School Internet filters are a legal necessity as per the Children’s Internet Protection Act (CIPA) and, in some US states, a requirement of State legislation. In order to be allowed to apply for grants and E-Rate discounts, schools must configure technology to block malicious website content.
Many states have now passed their own legislation to ensure minors are kept safe from obscene website content. Parents are also applying pressure on schools to carefully control the content that can be accessed by their children while attending school.
School Internet filters are not a legal requirement in many parts of the United States, although even schools that do not apply for E-Rate discounts are more and more deciding to implement website content controls. In addition to ensuring children are stopped from accessing harmful content, school Internet filters are a crucial cybersecurity defense and can block phishing attacks and malware downloads.
Each solution is unique, although school Internet filters usually involve three levels of control. The most common method used to block website content is the use of blacklists. Blacklists are lists of websites known to be leveraged for phishing, host exploit kits or include malware.
Blacklists can also be used to prevent inappropriate and illegal website content. For example, the Internet Watch Foundation keeps a blacklist of all webpages discovered to host images of child sexual abuse. By using the blacklists, all websites and webpages on the list will be blocked.
Most school Internet filters also permit website content to be blocked with category filters. Categories cover pornography and other adult content, betting, gaming and dating websites. Category filters, along with blacklists, are the simplest way of ensuring compliance with CIPA regulations. Most filtering solutions also allow whitelists to be established.
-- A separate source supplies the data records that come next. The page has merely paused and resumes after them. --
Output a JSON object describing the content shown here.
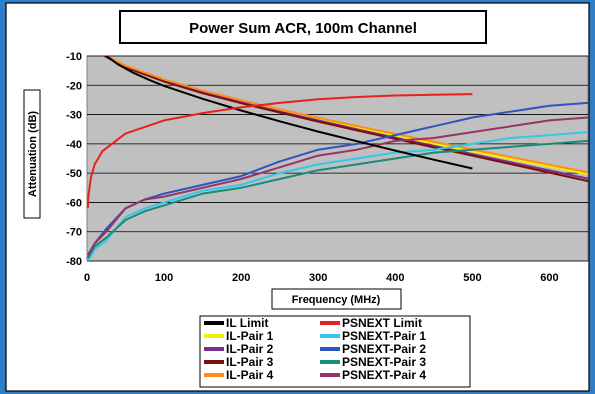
{
  "chart_data": {
    "type": "line",
    "title": "Power Sum ACR, 100m Channel",
    "xlabel": "Frequency (MHz)",
    "ylabel": "Attenuation (dB)",
    "xlim": [
      0,
      650
    ],
    "ylim": [
      -80,
      -10
    ],
    "x_ticks": [
      0,
      100,
      200,
      300,
      400,
      500,
      600
    ],
    "y_ticks": [
      -10,
      -20,
      -30,
      -40,
      -50,
      -60,
      -70,
      -80
    ],
    "grid": "horizontal",
    "legend_position": "bottom",
    "background_color": "#c0c0c0",
    "series": [
      {
        "name": "IL Limit",
        "color": "#000000",
        "x": [
          20,
          40,
          60,
          80,
          100,
          150,
          200,
          250,
          300,
          350,
          400,
          450,
          500
        ],
        "y": [
          -9,
          -12.8,
          -15.7,
          -18.1,
          -20.2,
          -24.6,
          -28.6,
          -32.3,
          -35.8,
          -39.1,
          -42.3,
          -45.4,
          -48.4
        ]
      },
      {
        "name": "PSNEXT Limit",
        "color": "#e82020",
        "x": [
          1,
          2,
          5,
          10,
          20,
          50,
          100,
          150,
          200,
          250,
          300,
          350,
          400,
          450,
          500
        ],
        "y": [
          -62,
          -57.5,
          -51.5,
          -47,
          -42.5,
          -36.5,
          -32,
          -29.5,
          -27.5,
          -26,
          -24.8,
          -24,
          -23.5,
          -23.2,
          -23
        ]
      },
      {
        "name": "IL-Pair 1",
        "color": "#f0f000",
        "x": [
          20,
          50,
          100,
          150,
          200,
          250,
          300,
          350,
          400,
          450,
          500,
          550,
          600,
          650
        ],
        "y": [
          -9.5,
          -13.5,
          -18.2,
          -22,
          -25.4,
          -28.5,
          -31.5,
          -34.4,
          -37.2,
          -39.9,
          -42.6,
          -45.2,
          -47.8,
          -50.4
        ]
      },
      {
        "name": "IL-Pair 2",
        "color": "#7b2d91",
        "x": [
          20,
          50,
          100,
          150,
          200,
          250,
          300,
          350,
          400,
          450,
          500,
          550,
          600,
          650
        ],
        "y": [
          -9.4,
          -13.7,
          -18.5,
          -22.4,
          -25.8,
          -29,
          -32,
          -35,
          -37.9,
          -40.7,
          -43.5,
          -46.3,
          -49.1,
          -51.9
        ]
      },
      {
        "name": "IL-Pair 3",
        "color": "#7a1010",
        "x": [
          20,
          50,
          100,
          150,
          200,
          250,
          300,
          350,
          400,
          450,
          500,
          550,
          600,
          650
        ],
        "y": [
          -9.6,
          -13.9,
          -18.7,
          -22.7,
          -26.1,
          -29.3,
          -32.4,
          -35.4,
          -38.3,
          -41.2,
          -44,
          -46.9,
          -49.8,
          -52.7
        ]
      },
      {
        "name": "IL-Pair 4",
        "color": "#ff8c1a",
        "x": [
          20,
          50,
          100,
          150,
          200,
          250,
          300,
          350,
          400,
          450,
          500,
          550,
          600,
          650
        ],
        "y": [
          -9.2,
          -13.3,
          -18,
          -21.8,
          -25.1,
          -28.2,
          -31.1,
          -33.9,
          -36.6,
          -39.3,
          -41.9,
          -44.5,
          -47.1,
          -49.7
        ]
      },
      {
        "name": "PSNEXT-Pair 1",
        "color": "#33c8e8",
        "x": [
          1,
          10,
          25,
          50,
          75,
          100,
          150,
          200,
          250,
          300,
          350,
          400,
          450,
          500,
          550,
          600,
          650
        ],
        "y": [
          -80,
          -76,
          -73,
          -65,
          -62,
          -60,
          -56,
          -54,
          -50,
          -47,
          -45,
          -43,
          -42,
          -40,
          -38,
          -37,
          -36
        ]
      },
      {
        "name": "PSNEXT-Pair 2",
        "color": "#2f54c0",
        "x": [
          1,
          10,
          25,
          50,
          75,
          100,
          150,
          200,
          250,
          300,
          350,
          400,
          450,
          500,
          550,
          600,
          650
        ],
        "y": [
          -79,
          -74,
          -69,
          -62,
          -59,
          -57,
          -54,
          -51,
          -46,
          -42,
          -40,
          -37,
          -34,
          -31,
          -29,
          -27,
          -26
        ]
      },
      {
        "name": "PSNEXT-Pair 3",
        "color": "#1a8a7a",
        "x": [
          1,
          10,
          25,
          50,
          75,
          100,
          150,
          200,
          250,
          300,
          350,
          400,
          450,
          500,
          550,
          600,
          650
        ],
        "y": [
          -79,
          -75,
          -72,
          -66,
          -63,
          -61,
          -57,
          -55,
          -52,
          -49,
          -47,
          -45,
          -43,
          -42,
          -41,
          -40,
          -39
        ]
      },
      {
        "name": "PSNEXT-Pair 4",
        "color": "#993366",
        "x": [
          1,
          10,
          25,
          50,
          75,
          100,
          150,
          200,
          250,
          300,
          350,
          400,
          450,
          500,
          550,
          600,
          650
        ],
        "y": [
          -78,
          -74,
          -70,
          -62,
          -59,
          -58,
          -55,
          -52,
          -48,
          -44,
          -42,
          -39,
          -38,
          -36,
          -34,
          -32,
          -31
        ]
      }
    ]
  }
}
Whitelists are exception lists that permit users to visit specific websites that would otherwise be blocked by category filters.
Some school Internet filters also permit filtering by keywords. If a webpage includes a blocked keyword or exceeds a set percentage of restricted keywords, users will be stopped from gaining access. This control is particularly useful for blocking sites that have yet to be added to blacklists.
Filtering controls can be applied across an organization for all users or set for different user groups – staff, students, or IT departments for instance. Some solutions also offer time-based management controls, permitting school Internet filters to be set during specific hours.